I thought the first Harry Potter was good; got about half-way through the second and was suffering from deja vu – it felt like the first rewritten but without the freshness. Procuess writing. My daughter tried to get me back to a later one, the fourth I think it might have been, but my eyes kept glazing over. Just full of plot holes as described by other posters. Or just stuff.
In Le Carre, I’ve had trouble with Smiley’s age, the ages of those surrounding him and bits of the chronology appearing not to fit together too well. Me or the novels? Finally I gave up (mentally) chasing down the connections and just took each book as an entity on its own.

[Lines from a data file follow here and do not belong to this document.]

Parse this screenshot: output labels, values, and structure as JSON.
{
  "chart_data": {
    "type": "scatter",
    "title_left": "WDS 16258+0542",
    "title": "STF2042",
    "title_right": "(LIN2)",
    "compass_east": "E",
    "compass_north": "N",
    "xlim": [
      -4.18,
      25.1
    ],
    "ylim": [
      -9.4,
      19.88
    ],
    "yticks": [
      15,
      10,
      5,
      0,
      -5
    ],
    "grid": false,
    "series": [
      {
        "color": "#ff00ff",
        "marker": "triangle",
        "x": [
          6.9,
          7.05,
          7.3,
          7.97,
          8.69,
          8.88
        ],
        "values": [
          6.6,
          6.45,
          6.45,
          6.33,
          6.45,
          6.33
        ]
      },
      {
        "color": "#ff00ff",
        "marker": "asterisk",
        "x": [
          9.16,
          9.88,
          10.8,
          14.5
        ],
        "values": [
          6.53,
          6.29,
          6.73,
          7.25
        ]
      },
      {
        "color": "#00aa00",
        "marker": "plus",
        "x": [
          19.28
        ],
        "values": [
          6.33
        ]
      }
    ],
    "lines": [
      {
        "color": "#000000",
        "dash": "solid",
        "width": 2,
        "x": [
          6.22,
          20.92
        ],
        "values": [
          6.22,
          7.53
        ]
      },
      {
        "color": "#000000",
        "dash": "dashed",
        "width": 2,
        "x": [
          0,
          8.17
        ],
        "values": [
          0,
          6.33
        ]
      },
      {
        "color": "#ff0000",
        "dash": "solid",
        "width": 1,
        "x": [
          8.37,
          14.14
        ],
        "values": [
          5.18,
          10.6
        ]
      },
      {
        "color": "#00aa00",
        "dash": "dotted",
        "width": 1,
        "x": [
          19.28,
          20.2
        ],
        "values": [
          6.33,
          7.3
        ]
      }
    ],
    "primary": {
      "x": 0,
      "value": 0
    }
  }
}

As Mary says, plot holes pull you out of the story. They are a pain. Often they are blindingly obvious to the reader.
Hugh, I don’t mind a coincidence or two – I have seen a few in real life – coincidence does happen which is why we have a word for it. BUT when they are the key to a story and they keep happening to reset the storyline, save the life of the protagonist, etc., then they get to be too much.
One coincidence, yes; two suspect; three – I’m closing the book.
Something else that pulls me out of a story is chronoclasms in dialog. For instance, when I was a lad in Australia in the 1940s and 1950s, we were pretty British (even in officlal, as distinct from ordinary spoken, accent). An example is “railway station”. Now we (or rather, many OTHER Australians) say “train station” – they’ve learnt that from American movies and TV. The other day, I heard a character in an Australian TV drama set in the 1950s refer to a “train station”. No, we didn’t say that.